Można się spodziewać, że film z Bliskiego Wschodu, który opisuje brak porozumienia, będzie zahaczał o politykę lub pokazywał dramatyczne zderzenie tradycji z nowoczesnością. Żaden z tych wątków nie pojawia się jednak w „Meduzach”.
Etgar Keret – jeden z najlepszych izraelskich prozaików – i jego żona Shira Geffen, która jest gościem festiwalu, nakręcili film sprawiający wrażenie poetyckiej fantazji. Pokazali życie we współczesnym Tel Awiwie – pełne symbolicznych scen, metafor. Jakby chcieli opowiedzieć bajkę.

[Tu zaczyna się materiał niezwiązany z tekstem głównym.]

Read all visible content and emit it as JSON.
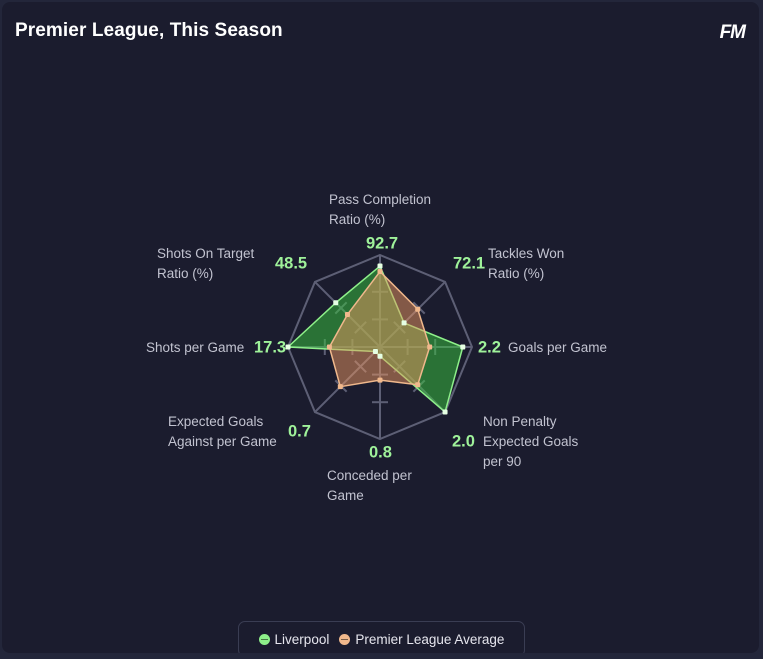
{
  "header": {
    "title": "Premier League, This Season",
    "brand": "FM"
  },
  "colors": {
    "liverpool": "#8ef08a",
    "average": "#f0b88c",
    "grid": "#5d5f75"
  },
  "chart_data": {
    "type": "radar",
    "axes": [
      {
        "label": [
          "Pass Completion",
          "Ratio (%)"
        ],
        "value_label": "92.7"
      },
      {
        "label": [
          "Tackles Won",
          "Ratio (%)"
        ],
        "value_label": "72.1"
      },
      {
        "label": [
          "Goals per Game"
        ],
        "value_label": "2.2"
      },
      {
        "label": [
          "Non Penalty",
          "Expected Goals",
          "per 90"
        ],
        "value_label": "2.0"
      },
      {
        "label": [
          "Conceded per",
          "Game"
        ],
        "value_label": "0.8"
      },
      {
        "label": [
          "Expected Goals",
          "Against per Game"
        ],
        "value_label": "0.7"
      },
      {
        "label": [
          "Shots per Game"
        ],
        "value_label": "17.3"
      },
      {
        "label": [
          "Shots On Target",
          "Ratio (%)"
        ],
        "value_label": "48.5"
      }
    ],
    "series": [
      {
        "name": "Liverpool",
        "normalized": [
          0.88,
          0.37,
          0.9,
          1.0,
          0.1,
          0.07,
          1.0,
          0.68
        ]
      },
      {
        "name": "Premier League Average",
        "normalized": [
          0.82,
          0.58,
          0.54,
          0.58,
          0.36,
          0.61,
          0.55,
          0.5
        ]
      }
    ]
  },
  "legend": [
    {
      "label": "Liverpool"
    },
    {
      "label": "Premier League Average"
    }
  ]
}
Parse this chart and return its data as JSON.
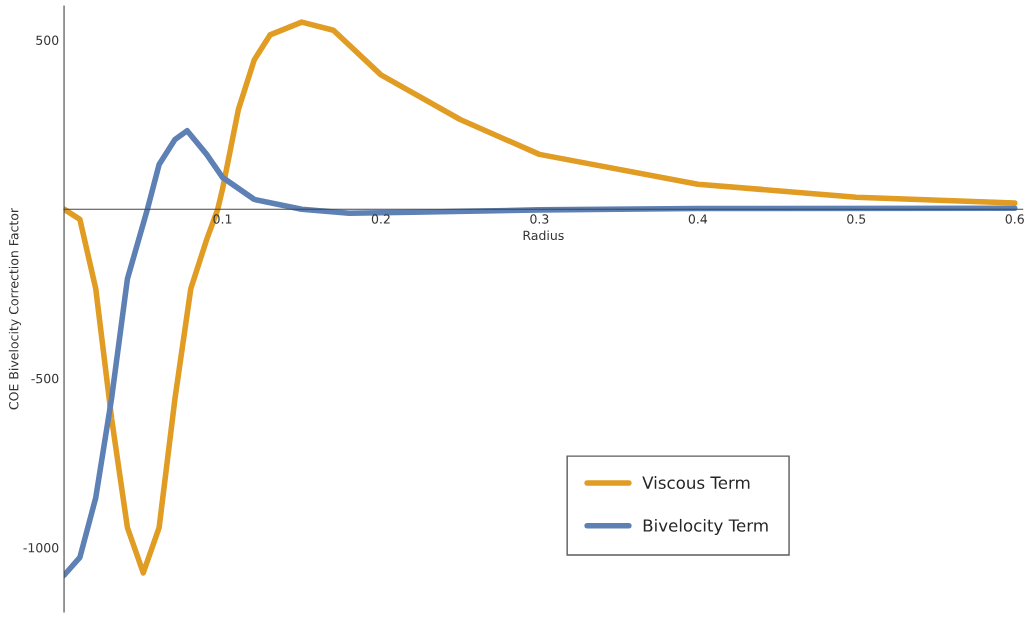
{
  "chart_data": {
    "type": "line",
    "xlabel": "Radius",
    "ylabel": "COE Bivelocity Correction Factor",
    "xlim": [
      0,
      0.605
    ],
    "ylim": [
      -1190,
      600
    ],
    "xticks": [
      0.1,
      0.2,
      0.3,
      0.4,
      0.5,
      0.6
    ],
    "yticks": [
      -1000,
      -500,
      500
    ],
    "grid": false,
    "legend": "bottom right",
    "marker": "none",
    "line_style": "solid",
    "series": [
      {
        "name": "Viscous Term",
        "color": "#e19c24",
        "x": [
          0,
          0.01,
          0.02,
          0.03,
          0.04,
          0.05,
          0.06,
          0.07,
          0.08,
          0.09,
          0.097,
          0.1,
          0.11,
          0.12,
          0.13,
          0.15,
          0.17,
          0.2,
          0.25,
          0.3,
          0.4,
          0.5,
          0.6
        ],
        "values": [
          0,
          -30,
          -235,
          -618,
          -941,
          -1075,
          -941,
          -560,
          -235,
          -90,
          0,
          59,
          294,
          441,
          515,
          553,
          529,
          397,
          265,
          162,
          74,
          35,
          18
        ]
      },
      {
        "name": "Bivelocity Term",
        "color": "#5e81b5",
        "x": [
          0,
          0.01,
          0.02,
          0.03,
          0.04,
          0.0526,
          0.06,
          0.07,
          0.0777,
          0.09,
          0.1,
          0.12,
          0.15,
          0.18,
          0.22,
          0.3,
          0.4,
          0.6
        ],
        "values": [
          -1082,
          -1029,
          -853,
          -559,
          -206,
          0,
          132,
          206,
          232,
          162,
          94,
          29,
          0,
          -12,
          -9,
          -2,
          2,
          3
        ]
      }
    ]
  }
}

Ale w istocie ich opowieść zawiera mnóstwo celnych obyczajowych obserwacji. A nietypowa forma „Meduz” – z pogranicza jawy i snu – sprawia, że jest to uniwersalne studium traum, lęków, które powodują, że ludzie czują się przeraźliwie samotni, zagubieni. Dryfują w życiu niczym tytułowe meduzy, po omacku szukając bliskości i zrozumienia.
Batya (Sarah Adler) pracuje jako kelnerka w firmie organizującej wesela. Dziewczynę poznajemy w momencie, gdy rozstaje się z chłopakiem. On ją pyta: „Nie chcesz mi czegoś powiedzieć? Na przykład: zostań?”. Jednak Batya nie jest w stanie wydusić z siebie słowa. Dopiero gdy chłopak wsiądzie do autokaru i odjedzie, z jej ust padnie ciche, podszyte smutkiem: „Zostań”.
Wątek Batyi luźno łączy się z dwiema innym historiami. Świeżo poślubieni małżonkowie (Noa Knoller i Gera Sandler) mają jechać na Karaiby, ale żona łamie na weselu nogę, więc muszą spędzić miesiąc miodowy w obskurnym hotelu na przedmieściach Tel Awiwu. I zamiast cieszyć się ze wspólnych chwil, oddalają się od siebie. Męża fascynuje mieszkająca w hotelu pisarka.